The working diagnosis:  Clinically the patient had nephrotic syndrome of unknown aetiology.  As part of his ongoing work-up the patient had the following investigations;

  1. Renal immunology - normal or negative.  Tests sent included:  ANA, ENA, DsDNA, Complement, Serum free light chains and Kappa:Lambda, Urine Bence Jones protein, Immunoglobulins GAM.  
  2. Urine microbiology screen - negative.
  3. Renal virology screen - normal/negative.  Tests sent included hepatitis and HIV screen.  HTLV is considered in at risk individuals. 
  4. Renal US scan - 2 normal sized kidneys and normal renal Doppler flow.
  5. HBA1c - low normal range.
  6. Full metabolic screen: vitamin D levels, thyroid screen, lipid profile
  7. As the first urine ACR was inconsistent with the working diagnosis, a repeat urine ACR was requested and this showed 400mg/mmol (approx. 5.5g protein/litre of urine) consistent with nephrotic range proteinuria. 
  8. CT and US imaging - see below
  9. ?Echocardiogram

Whilst the results of the above were processing, the patient started to retain more fluid and develop gross pitting peripheral oedema, worsening renal function and hypoalbuminaemia.  He had clinically developed bilateral moderate pleural effusions and moderate ascites, which were confirmed on investigative non-contrast CT and US whole body imaging.  No other abnormality, such as organomegaly or lymphadenopathy, was demonstrated.  His echocardiogram showed a sliver of pericardial fluid but otherwise normal cardiac function.   He was clinically hypovolaemic and was given 0.45% sodium chloride fluid replacement with diuretics.  Electrolytes, such as serum potassium, magnesium and calcium were replenished whilst he was being diuresed.  Diuresis was also required to improve visualisation of the kidneys pre-renal biopsy.

Confirming the histological diagnosis: Given that the patient had biochemical and clinical evidence of nephrotic syndrome, a renal biopsy was performed.  The renal biopsy showed findings consistent with minimal change disease:

  • essentially normal kidney tissue with no evidence of any mesangial proliferation
  • the immunofluorescence showed very minimal C3 mesangium deposition, and
  • the electron microscopy showed classical changes - diffuse podocyte effacement and loss of the slit diaphragms.  


Outcome:  Once the results of the renal biopsy were available, a diagnosis of minimal change disease was made most likely due to NSAID exposure, especially given the macular-papular eruptions following NSAID ingestion.  The patient was started on high-dose Prednisolone (60mg OD) and achieved complete biochemical and clinical remission within 4 weeks.  The steroids were gradually weaned over 4 months before being completely withdrawn.   The patient was advised to avoid further NSAID use.  

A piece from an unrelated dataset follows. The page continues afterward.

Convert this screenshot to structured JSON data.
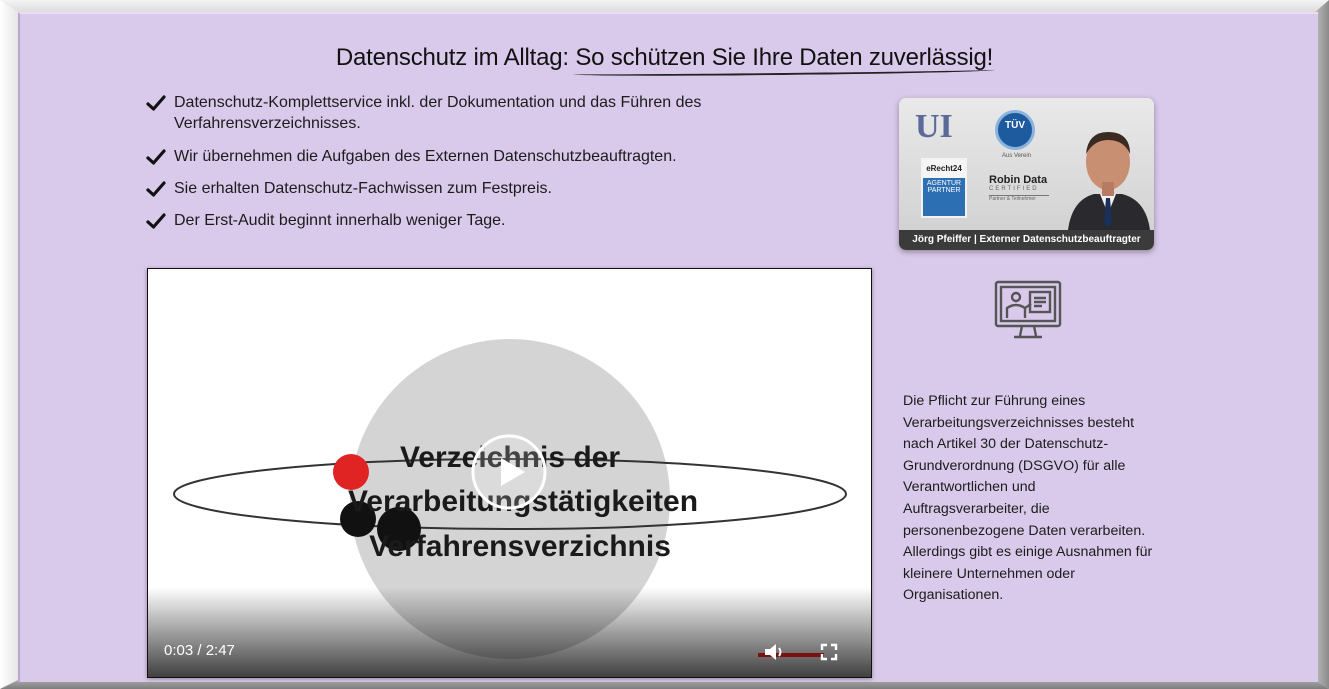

Learning points from the case:

  1. The initial urine ACR was not consistent with the urine dipstix analysis or the renal biopsy findings. This may have been due to sampling error.  A repeat urine ACR showed nephrotic range proteinuria.   THUS have a low threshold to repeat tests if they do not fit with the clinical picture.
  2. A complete history clinched the potential aetiology in this case of nephrotic syndrome.
  3. NSAIDs should be used with extreme caution and even avoided in renal patients as more commonly they can cause an acute kidney injury (AKI) due to a reduction in renal blood flow, interstitial inflammation and papillary necrosis. 

Discussion:  To avoid repetition, there is a comprehensive summary about nephrotic syndrome (NS) and minimal change disease found at written by expert international specialists Drs Peter Topham and Richard Glassock.



  1. Kleinknecht D. Interstitial nephritis, the nephrotic syndrome, and chronic renal failure secondary to nonsteroidal anti-inflammatory drugs. Semin Nephrol. 1995 May;15(3):228-35.